Emma despertó y se estiró. Tendió una mano en busca de su amado, pero sólo halló un hueco frío. Incorporándose, parpadeó ante el sol de la mañana. Por la ventana vio la hermosa luz anaranjada que se derramaba sobre la arena del desierto. Aquellos enormes rascacielos y hoteles bañados en luz, hicieron que fuera aún más consciente de lo lejos que estaba de casa. Era un paisaje bello, exótico e imponente, pero no era su hogar. Podría serlo algún día, pensó, y ese pensamiento ya no hacía que se le revolviera el estómago. Por el contrario, se sentía más tranquila. El desierto era precioso, y la enorme extensión de arena y bella arquitectura del palacio de Munir en Yoman, eran más deslumbrantes todavía.

Por primera vez, Emma pudo verse a sí misma dejándolo todo y viviendo felizmente con Munir. La noche anterior, no había sido capaz de decirle que lo amaba, pero estaba empezando a sentirlo en la profundidad de sus huesos, y ya no podía mentirse más.

Con una sonrisa en el rostro, Emma se levantó y se vistió. Aquello de engalanarse con velos y adornos orientales había sido algo puntual, para una ocasión especial, por lo que eligió unos pantalones vaqueros y una camiseta suelta de color coral claro. Munir pronto estaría de vuelta de donde fuera que hubiese ido, y ya sentía curiosidad por saber qué tenía preparado para ella. Todavía no había visto todo lo que Dubai ofrecía. Quedaba mucho por hacer.

Veinte minutos después, oyó un ruido al otro lado de la puerta, y, desconcertada, se levantó del sofá y se acercó a la mirilla.

―¿Te has olvidado la llave, mi Jeque? ―preguntó, con tono juguetón.

Al escuchar un golpe, retrocedió. Tras otros tres impactos, los goznes de la puerta comenzaron a ceder. Chillando, se abalanzó sobre su móvil y, cuando estaba a punto de llamar a Munir, la puerta se abrió. Ante ella aparecieron cuatro hombres ataviados con pasamontañas y ropajes oscuros, cada uno con un fusil automático. Un quinto, vestido con uniforme militar, le sonrió con una familiar malicia.

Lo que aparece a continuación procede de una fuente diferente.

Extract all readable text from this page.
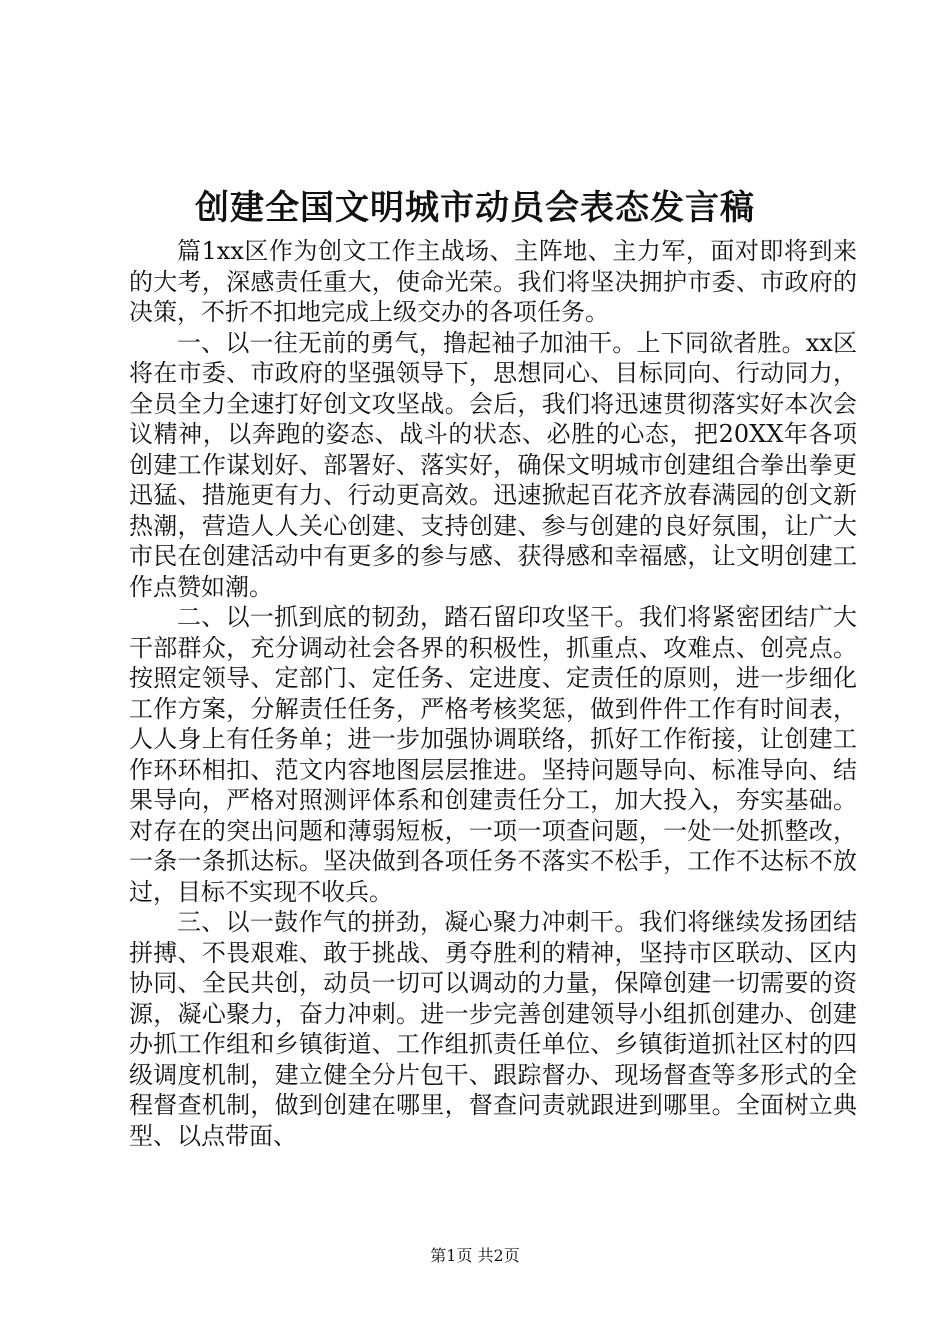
创建全国文明城市动员会表态发言稿

篇1xx区作为创文工作主战场、主阵地、主力军，面对即将到来的大考，深感责任重大，使命光荣。我们将坚决拥护市委、市政府的决策，不折不扣地完成上级交办的各项任务。

一、以一往无前的勇气，撸起袖子加油干。上下同欲者胜。xx区将在市委、市政府的坚强领导下，思想同心、目标同向、行动同力，全员全力全速打好创文攻坚战。会后，我们将迅速贯彻落实好本次会议精神，以奔跑的姿态、战斗的状态、必胜的心态，把20XX年各项创建工作谋划好、部署好、落实好，确保文明城市创建组合拳出拳更迅猛、措施更有力、行动更高效。迅速掀起百花齐放春满园的创文新热潮，营造人人关心创建、支持创建、参与创建的良好氛围，让广大市民在创建活动中有更多的参与感、获得感和幸福感，让文明创建工作点赞如潮。

二、以一抓到底的韧劲，踏石留印攻坚干。我们将紧密团结广大干部群众，充分调动社会各界的积极性，抓重点、攻难点、创亮点。按照定领导、定部门、定任务、定进度、定责任的原则，进一步细化工作方案，分解责任任务，严格考核奖惩，做到件件工作有时间表，人人身上有任务单；进一步加强协调联络，抓好工作衔接，让创建工作环环相扣、范文内容地图层层推进。坚持问题导向、标准导向、结果导向，严格对照测评体系和创建责任分工，加大投入，夯实基础。对存在的突出问题和薄弱短板，一项一项查问题，一处一处抓整改，一条一条抓达标。坚决做到各项任务不落实不松手，工作不达标不放过，目标不实现不收兵。

三、以一鼓作气的拼劲，凝心聚力冲刺干。我们将继续发扬团结拼搏、不畏艰难、敢于挑战、勇夺胜利的精神，坚持市区联动、区内协同、全民共创，动员一切可以调动的力量，保障创建一切需要的资源，凝心聚力，奋力冲刺。进一步完善创建领导小组抓创建办、创建办抓工作组和乡镇街道、工作组抓责任单位、乡镇街道抓社区村的四级调度机制，建立健全分片包干、跟踪督办、现场督查等多形式的全程督查机制，做到创建在哪里，督查问责就跟进到哪里。全面树立典型、以点带面、

第1页 共2页
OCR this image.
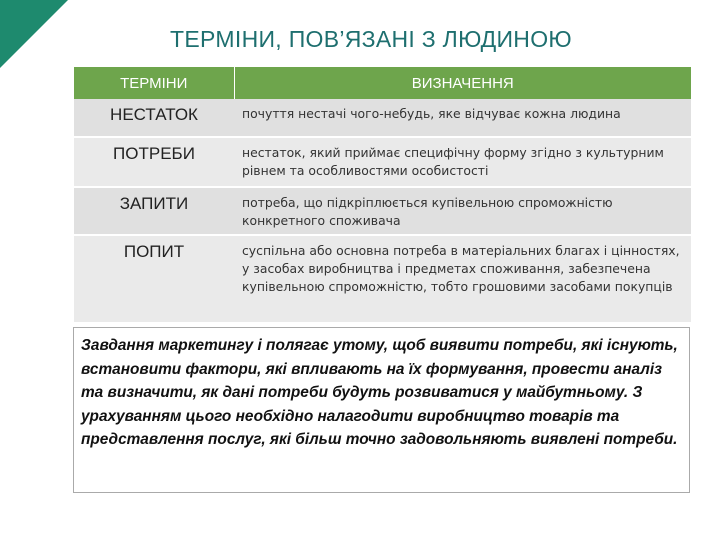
ТЕРМІНИ, ПОВ’ЯЗАНІ З ЛЮДИНОЮ
ТЕРМІНИ	ВИЗНАЧЕННЯ
НЕСТАТОК	почуття нестачі чого-небудь, яке відчуває кожна людина
ПОТРЕБИ	нестаток, який приймає специфічну форму згідно з культурним рівнем та особливостями особистості
ЗАПИТИ	потреба, що підкріплюється купівельною спроможністю конкретного споживача
ПОПИТ	суспільна або основна потреба в матеріальних благах і цінностях, у засобах виробництва і предметах споживання, забезпечена купівельною спроможністю, тобто грошовими засобами покупців
Завдання маркетингу і полягає утому, щоб виявити потреби, які існують, встановити фактори, які впливають на їх формування, провести аналіз та визначити, як дані потреби будуть розвиватися у майбутньому. З урахуванням цього необхідно налагодити виробництво товарів та представлення послуг, які більш точно задовольняють виявлені потреби.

―¡Kashif! ―Gritó Emma, retrocediendo hasta una esquina y blandiendo su teléfono como si con él pudiera hacer algo para detenerlo ―¿Qué demonios haces aquí?

―Órdenes de mi padre. Se te ha tratado demasiado bien, zorra americana. ―sacudió la mano delante de ella. ―Créeme, será todo un placer. Supongo que ya no te crees tan graciosa, zorra.

Emma sacudió la cabeza y gritó cuando los hombres avanzaron hacia ella. Trato de darles patadas, pero no consiguió hacer contacto. La esquivaban con facilidad y se movían muy rápido, hasta que acabaron rodeándola. Dos de ellos le inmovilizaron los brazos en la espalda. Revolviéndose, profirió una sarta de maldiciones, pero no le sirvió de nada. La suite del ático estaba asilada del resto del edifico, en su propia planta. No había ningún residente ni personal de limpieza que la pudiese oír por casualidad.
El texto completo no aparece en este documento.